Rusty Stevens, owner/operator of Rustle Vending | Rusty Stevens
Rusty Stevens, owner/operator of Rustle Vending | Rusty Stevens
The past few years have seen a relentless rise in food costs, impacting everyone's wallets. We all have our strategies to stretch our grocery budgets, from eating out less to seeking bargains and bulking up meals.
My experience, however, offers a unique perspective on this issue. As the owner and operator of a small vending machine business, I've witnessed firsthand the dramatic increase in wholesale food costs. Over the past three years, these costs have skyrocketed by 50% to 100%. Candy that once cost 62 cents is now 99 cents, pastries have gone from 60 cents to over a dollar, and 12-ounce sodas that were 27 cents now regularly exceed 80 cents. These price hikes inevitably affect what I charge my customers.

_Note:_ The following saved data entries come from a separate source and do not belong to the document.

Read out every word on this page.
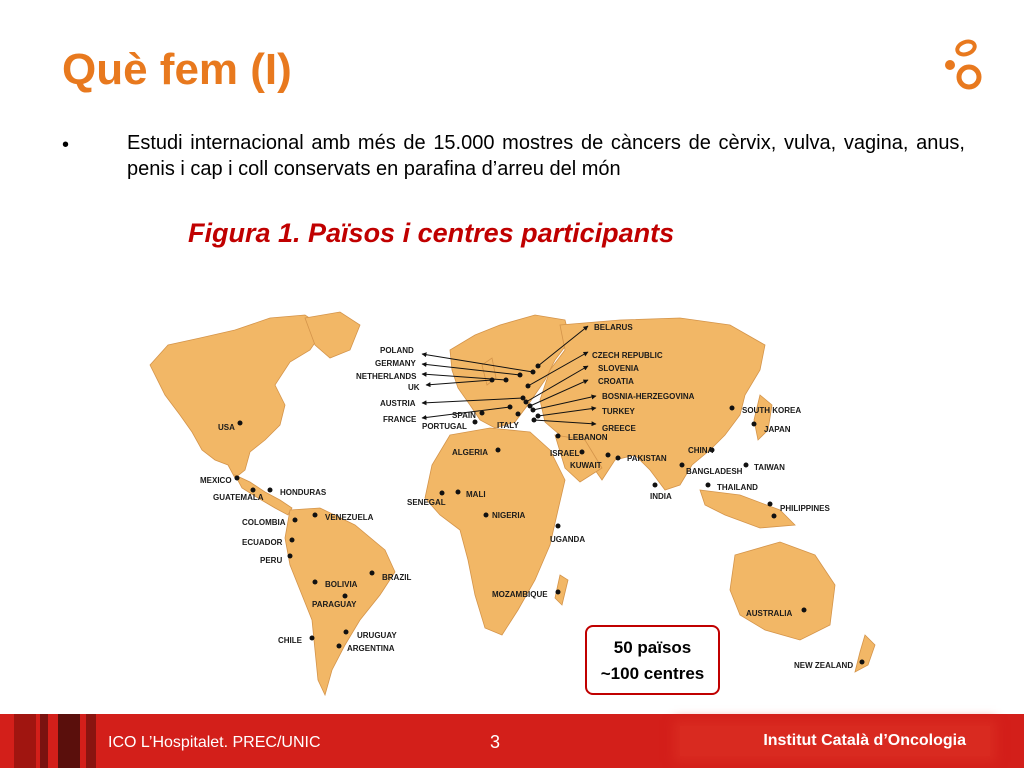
Què fem (I)
•	Estudi internacional amb més de 15.000 mostres de càncers de cèrvix, vulva, vagina, anus, penis i cap i coll conservats en parafina d’arreu del món

Figura 1. Països i centres participants
USA
MEXICO
GUATEMALA
HONDURAS
VENEZUELA
COLOMBIA
ECUADOR
PERU
BRAZIL
BOLIVIA
PARAGUAY
CHILE
URUGUAY
ARGENTINA
POLAND
GERMANY
NETHERLANDS
UK
AUSTRIA
FRANCE	SPAIN
PORTUGAL	ITALY
BELARUS
CZECH REPUBLIC
SLOVENIA
CROATIA
BOSNIA-HERZEGOVINA
TURKEY
GREECE
LEBANON
ISRAEL
KUWAIT
PAKISTAN
ALGERIA
SENEGAL
MALI
NIGERIA
UGANDA
MOZAMBIQUE
CHINA
SOUTH KOREA
JAPAN
TAIWAN
BANGLADESH
THAILAND
INDIA
PHILIPPINES
AUSTRALIA
NEW ZEALAND
50 països
~100 centres
ICO L’Hospitalet. PREC/UNIC	3	Institut Català d’Oncologia
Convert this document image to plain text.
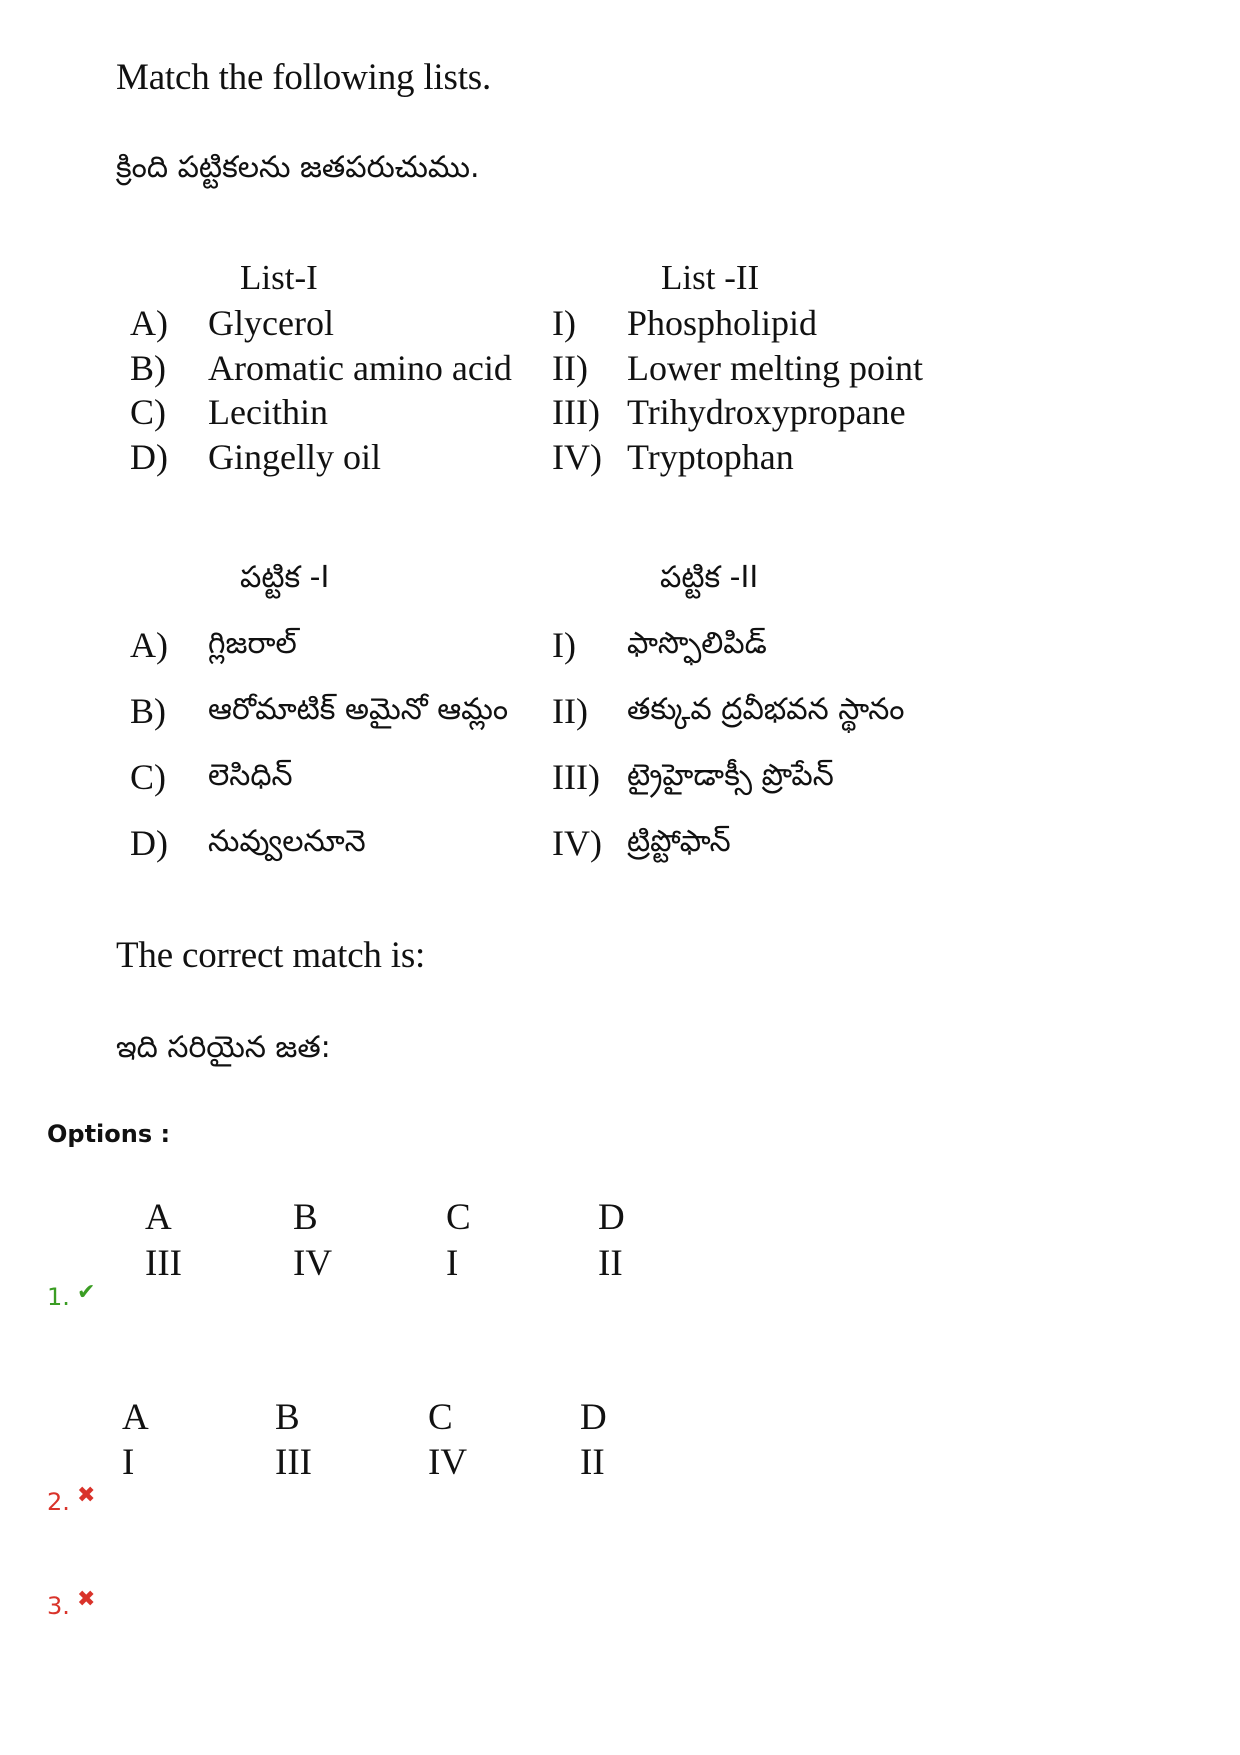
Match the following lists.
క్రింది పట్టికలను జతపరుచుము.
List-I	List -II
A) Glycerol	I) Phospholipid
B) Aromatic amino acid II) Lower melting point
C) Lecithin	III) Trihydroxypropane
D) Gingelly oil	IV) Tryptophan
పట్టిక -I	పట్టిక -II
A) గ్లిజరాల్	I) ఫాస్ఫొలిపిడ్
B) ఆరోమాటిక్ అమైనో ఆమ్లం II) తక్కువ ద్రవీభవన స్థానం
C) లెసిధిన్	III) ట్రైహైడాక్సీ ప్రొపేన్
D) నువ్వులనూనె	IV) ట్రిప్టోఫాన్
The correct match is:
ఇది సరియైన జత:
Options :
A	B	C	D
III	IV	I	II
1. ✔
A	B	C	D
I	III	IV	II
2. ✖
3. ✖
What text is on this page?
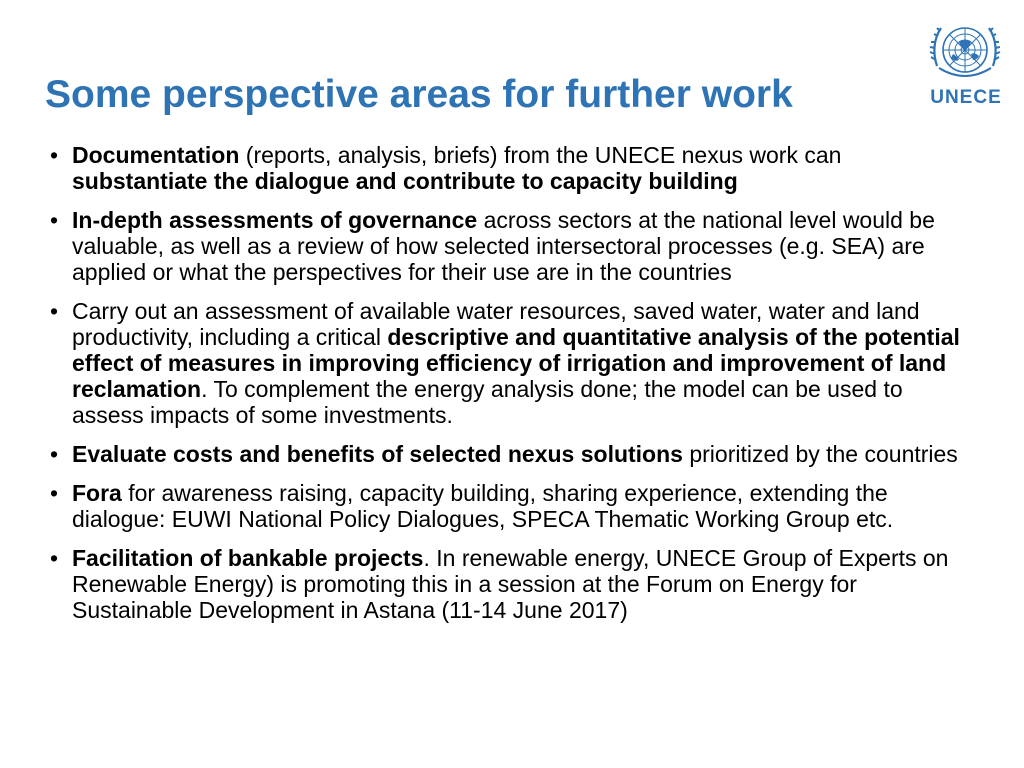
Some perspective areas for further work	UNECE
• Documentation (reports, analysis, briefs) from the UNECE nexus work can substantiate the dialogue and contribute to capacity building
• In-depth assessments of governance across sectors at the national level would be valuable, as well as a review of how selected intersectoral processes (e.g. SEA) are applied or what the perspectives for their use are in the countries
• Carry out an assessment of available water resources, saved water, water and land productivity, including a critical descriptive and quantitative analysis of the potential effect of measures in improving efficiency of irrigation and improvement of land reclamation. To complement the energy analysis done; the model can be used to assess impacts of some investments.
• Evaluate costs and benefits of selected nexus solutions prioritized by the countries
• Fora for awareness raising, capacity building, sharing experience, extending the dialogue: EUWI National Policy Dialogues, SPECA Thematic Working Group etc.
• Facilitation of bankable projects. In renewable energy, UNECE Group of Experts on Renewable Energy) is promoting this in a session at the Forum on Energy for Sustainable Development in Astana (11-14 June 2017)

My clientele is diverse, ranging from medical buildings and trucking companies to warehouses and manufacturing facilities. During the COVID lockdowns, sales in medical and office buildings plummeted, with only cleaning crews remaining as customers. Some buildings even faced closure or demolition. Despite these challenges, I initially resisted raising prices. However, continued inflation ultimately forced my hand, as I needed to ensure the survival of my business.
While raising prices, I strived to remain competitive and mindful of my customers' financial constraints. This has inevitably impacted my profit margin. We've all seen our purchasing power diminish. What was once a carefree indulgence, like a candy bar or soda, now requires careful consideration. Consumers are forced to prioritize their budgets, asking themselves: "Can I afford this snack if it means sacrificing necessities like gas, utilities, or rent?"
This is not just a personal struggle; it's a widespread consequence of poor leadership. When making crucial decisions, such as voting, it's essential to consider the impact on your personal finances and ask yourself: "Can I afford the choices being made?"